The BAYT in Toronto's Thornhill section [Image Source] |
Annually, it's a formal occasion, very well attended, and marked by full-hearted solemnity and celebration.
This year's was held on the evening of Wednesday April 22, 2015 at The Joseph and Faye Tanenbaum Synagogue Centre of Beth Avraham Yoseph of Toronto, known more familiarly as The BAYT - a community center worthy of the title.
In his speech, Arnold reflected on what some consider the strangeness of a day of deep sadness being bracketed closely with national jubilation. His speech, under the title Remembrance and Redemption, is the subject of the video embedded below. In it, he touches on the song that Malki, his murdered daughter, composed in the last year of her life: several versions of it, all freely downloadable, are here, along with some of the background to its creation and aftermath.
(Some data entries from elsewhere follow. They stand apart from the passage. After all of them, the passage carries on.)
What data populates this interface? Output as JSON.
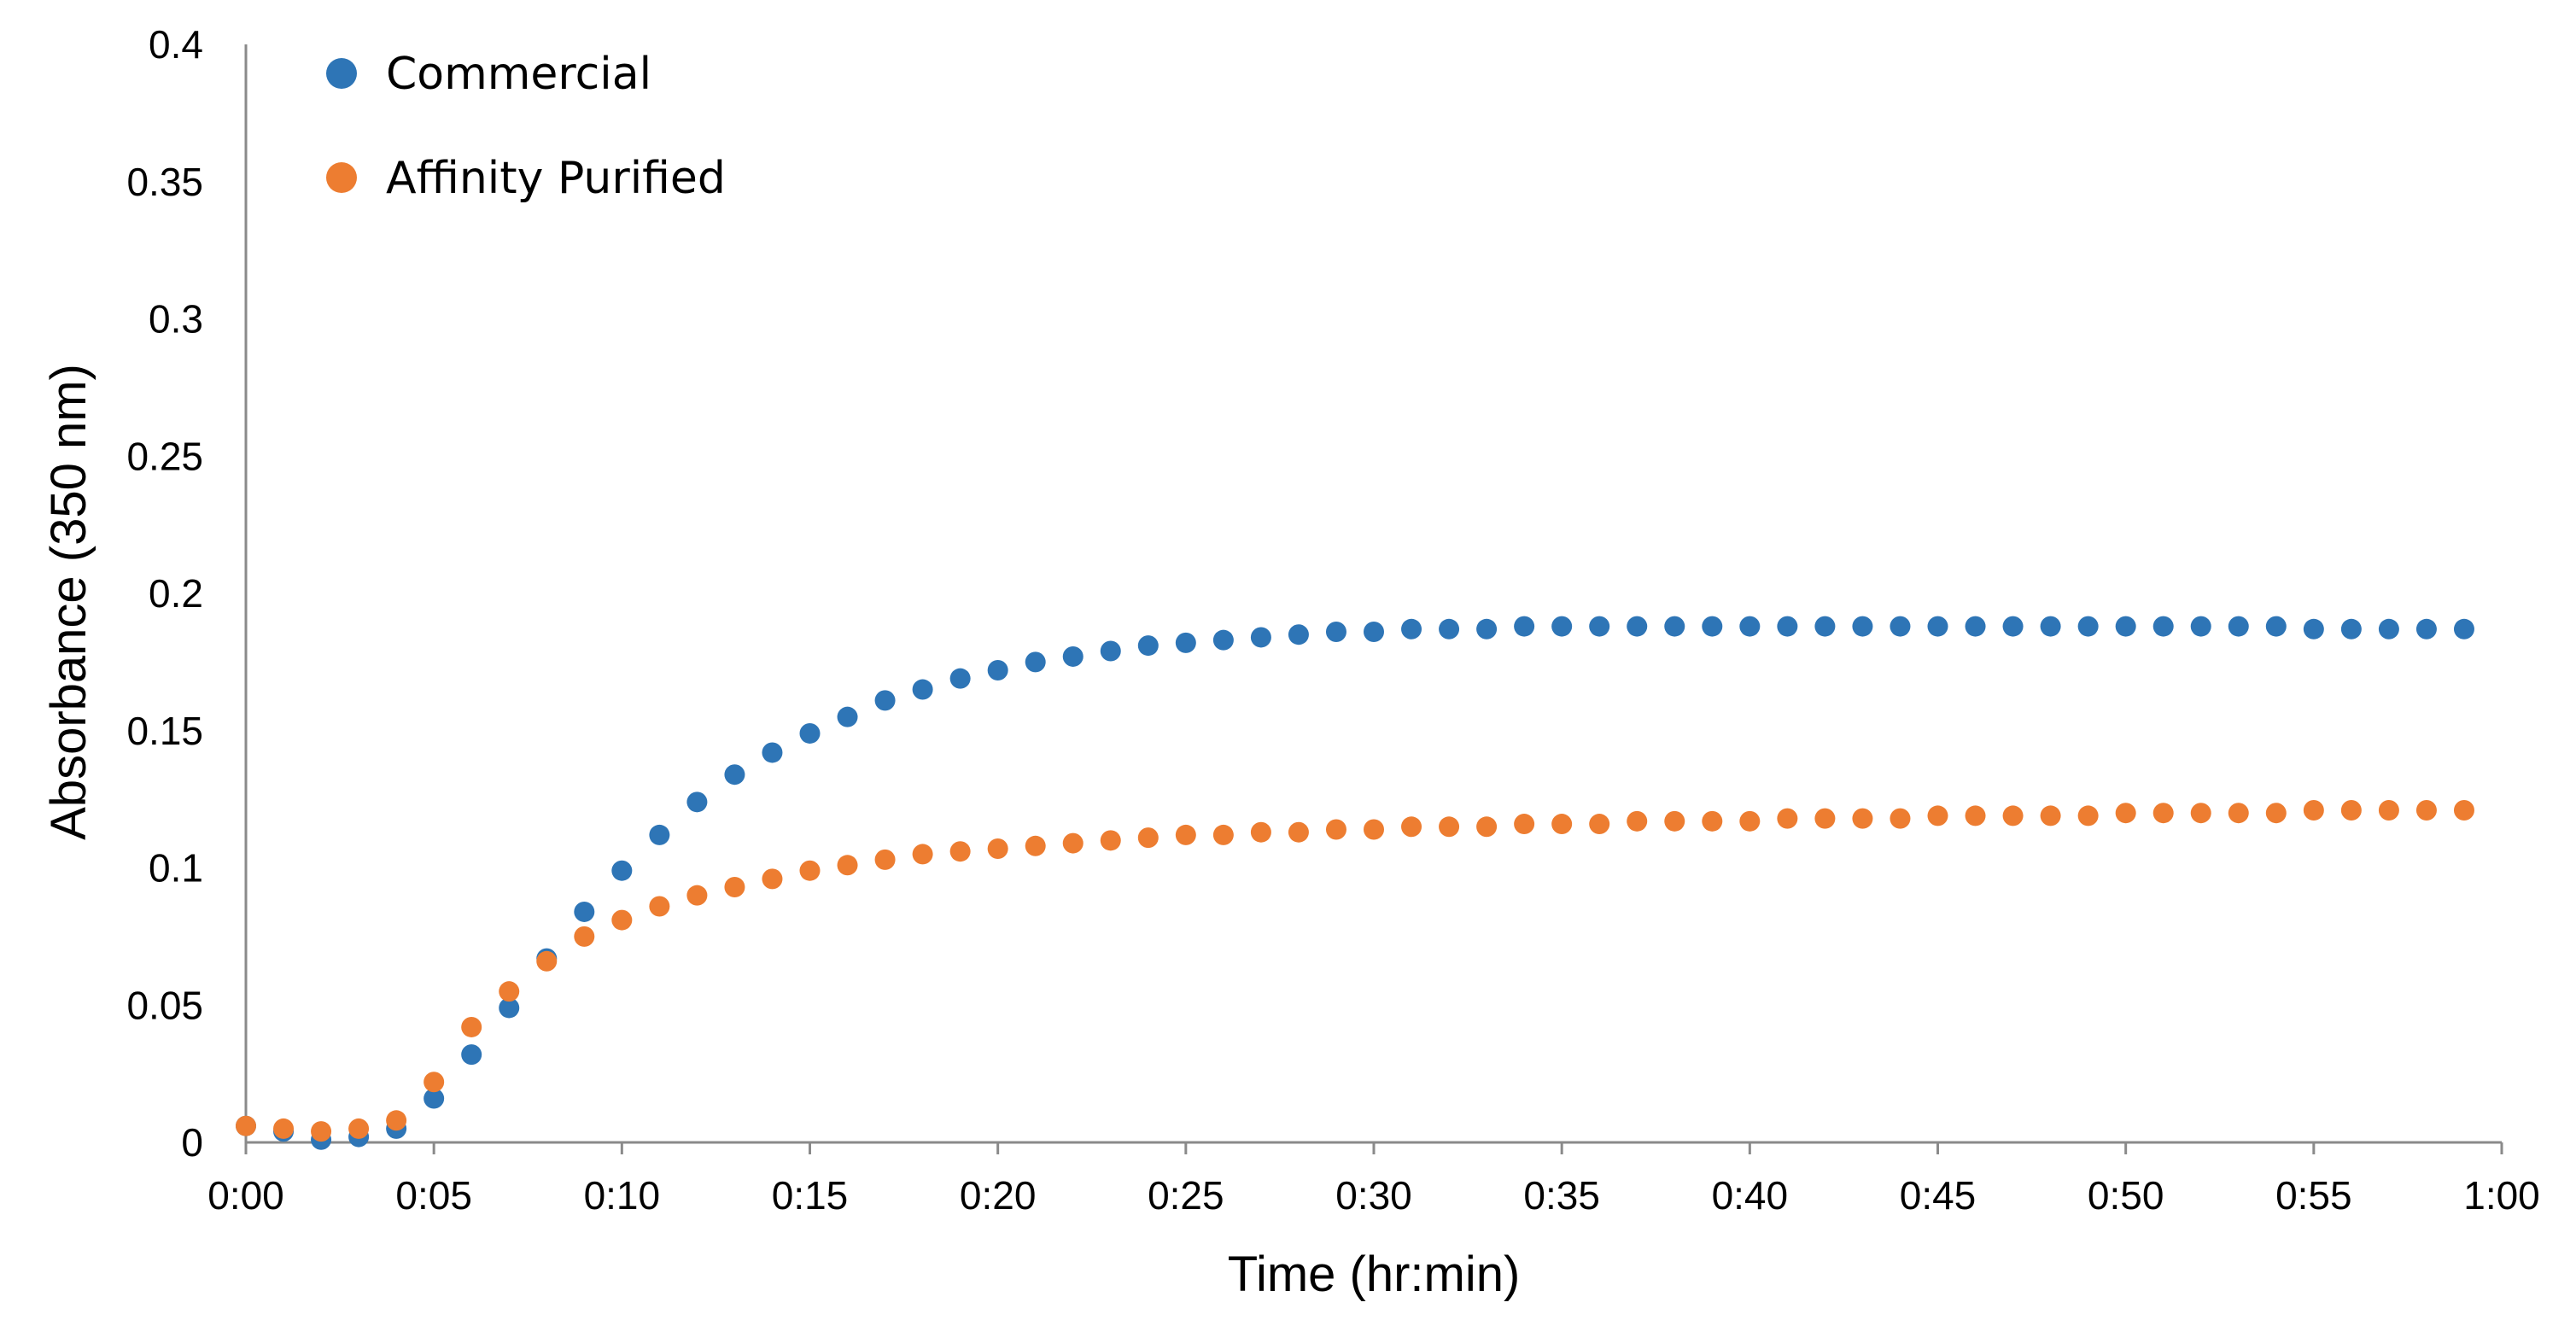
{
  "chart_data": {
    "type": "scatter",
    "title": "",
    "xlabel": "Time (hr:min)",
    "ylabel": "Absorbance (350 nm)",
    "xlim": [
      0,
      60
    ],
    "ylim": [
      0,
      0.4
    ],
    "x_unit": "minutes",
    "x_ticks": [
      {
        "value": 0,
        "label": "0:00"
      },
      {
        "value": 5,
        "label": "0:05"
      },
      {
        "value": 10,
        "label": "0:10"
      },
      {
        "value": 15,
        "label": "0:15"
      },
      {
        "value": 20,
        "label": "0:20"
      },
      {
        "value": 25,
        "label": "0:25"
      },
      {
        "value": 30,
        "label": "0:30"
      },
      {
        "value": 35,
        "label": "0:35"
      },
      {
        "value": 40,
        "label": "0:40"
      },
      {
        "value": 45,
        "label": "0:45"
      },
      {
        "value": 50,
        "label": "0:50"
      },
      {
        "value": 55,
        "label": "0:55"
      },
      {
        "value": 60,
        "label": "1:00"
      }
    ],
    "y_ticks": [
      {
        "value": 0,
        "label": "0"
      },
      {
        "value": 0.05,
        "label": "0.05"
      },
      {
        "value": 0.1,
        "label": "0.1"
      },
      {
        "value": 0.15,
        "label": "0.15"
      },
      {
        "value": 0.2,
        "label": "0.2"
      },
      {
        "value": 0.25,
        "label": "0.25"
      },
      {
        "value": 0.3,
        "label": "0.3"
      },
      {
        "value": 0.35,
        "label": "0.35"
      },
      {
        "value": 0.4,
        "label": "0.4"
      }
    ],
    "grid": false,
    "legend_position": "top-left",
    "series": [
      {
        "name": "Commercial",
        "color": "#2e75b6",
        "x": [
          0,
          1,
          2,
          3,
          4,
          5,
          6,
          7,
          8,
          9,
          10,
          11,
          12,
          13,
          14,
          15,
          16,
          17,
          18,
          19,
          20,
          21,
          22,
          23,
          24,
          25,
          26,
          27,
          28,
          29,
          30,
          31,
          32,
          33,
          34,
          35,
          36,
          37,
          38,
          39,
          40,
          41,
          42,
          43,
          44,
          45,
          46,
          47,
          48,
          49,
          50,
          51,
          52,
          53,
          54,
          55,
          56,
          57,
          58,
          59
        ],
        "y": [
          0.006,
          0.004,
          0.001,
          0.002,
          0.005,
          0.016,
          0.032,
          0.049,
          0.067,
          0.084,
          0.099,
          0.112,
          0.124,
          0.134,
          0.142,
          0.149,
          0.155,
          0.161,
          0.165,
          0.169,
          0.172,
          0.175,
          0.177,
          0.179,
          0.181,
          0.182,
          0.183,
          0.184,
          0.185,
          0.186,
          0.186,
          0.187,
          0.187,
          0.187,
          0.188,
          0.188,
          0.188,
          0.188,
          0.188,
          0.188,
          0.188,
          0.188,
          0.188,
          0.188,
          0.188,
          0.188,
          0.188,
          0.188,
          0.188,
          0.188,
          0.188,
          0.188,
          0.188,
          0.188,
          0.188,
          0.187,
          0.187,
          0.187,
          0.187,
          0.187
        ]
      },
      {
        "name": "Affinity Purified",
        "color": "#ed7d31",
        "x": [
          0,
          1,
          2,
          3,
          4,
          5,
          6,
          7,
          8,
          9,
          10,
          11,
          12,
          13,
          14,
          15,
          16,
          17,
          18,
          19,
          20,
          21,
          22,
          23,
          24,
          25,
          26,
          27,
          28,
          29,
          30,
          31,
          32,
          33,
          34,
          35,
          36,
          37,
          38,
          39,
          40,
          41,
          42,
          43,
          44,
          45,
          46,
          47,
          48,
          49,
          50,
          51,
          52,
          53,
          54,
          55,
          56,
          57,
          58,
          59
        ],
        "y": [
          0.006,
          0.005,
          0.004,
          0.005,
          0.008,
          0.022,
          0.042,
          0.055,
          0.066,
          0.075,
          0.081,
          0.086,
          0.09,
          0.093,
          0.096,
          0.099,
          0.101,
          0.103,
          0.105,
          0.106,
          0.107,
          0.108,
          0.109,
          0.11,
          0.111,
          0.112,
          0.112,
          0.113,
          0.113,
          0.114,
          0.114,
          0.115,
          0.115,
          0.115,
          0.116,
          0.116,
          0.116,
          0.117,
          0.117,
          0.117,
          0.117,
          0.118,
          0.118,
          0.118,
          0.118,
          0.119,
          0.119,
          0.119,
          0.119,
          0.119,
          0.12,
          0.12,
          0.12,
          0.12,
          0.12,
          0.121,
          0.121,
          0.121,
          0.121,
          0.121
        ]
      }
    ]
  }
}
He also shared aspects of a not-so-pleasant experience - as Israel's representative - addressing an international conference on terror and its victims, convened in New York City by the Secretary General of the United Nations in 2008. (A Haaretz report of that conference and of Arnold Roth's speech is here.) That speech is the source of the audio track accompanying a short introductory film clip that was shown to the audience in Toronto and which takes up the first 4m 20s of the YouTube video below.
Published here with their permission, this video is extracted from Mizrachi Canada's longer video recording (online here) of a memorable night of communal introspection and celebration.
Our thanks to Mizrachi Canada's board, its executive director Rabbi Meir Rosenberg and this year's event chairman David Shore, for hosting Arnold and for allowing us to reproduce the video here.
Arnold's Toronto visit included more than a dozen additional speeches he made to college and high school student groups, some inside the city's Jewish community (including local synagogues), others in secular institutions. He focused mainly on terrorism and the challenges it poses to Israel and to other democratic societies and - naturally - giving an introduction to the work of the Malki Foundation.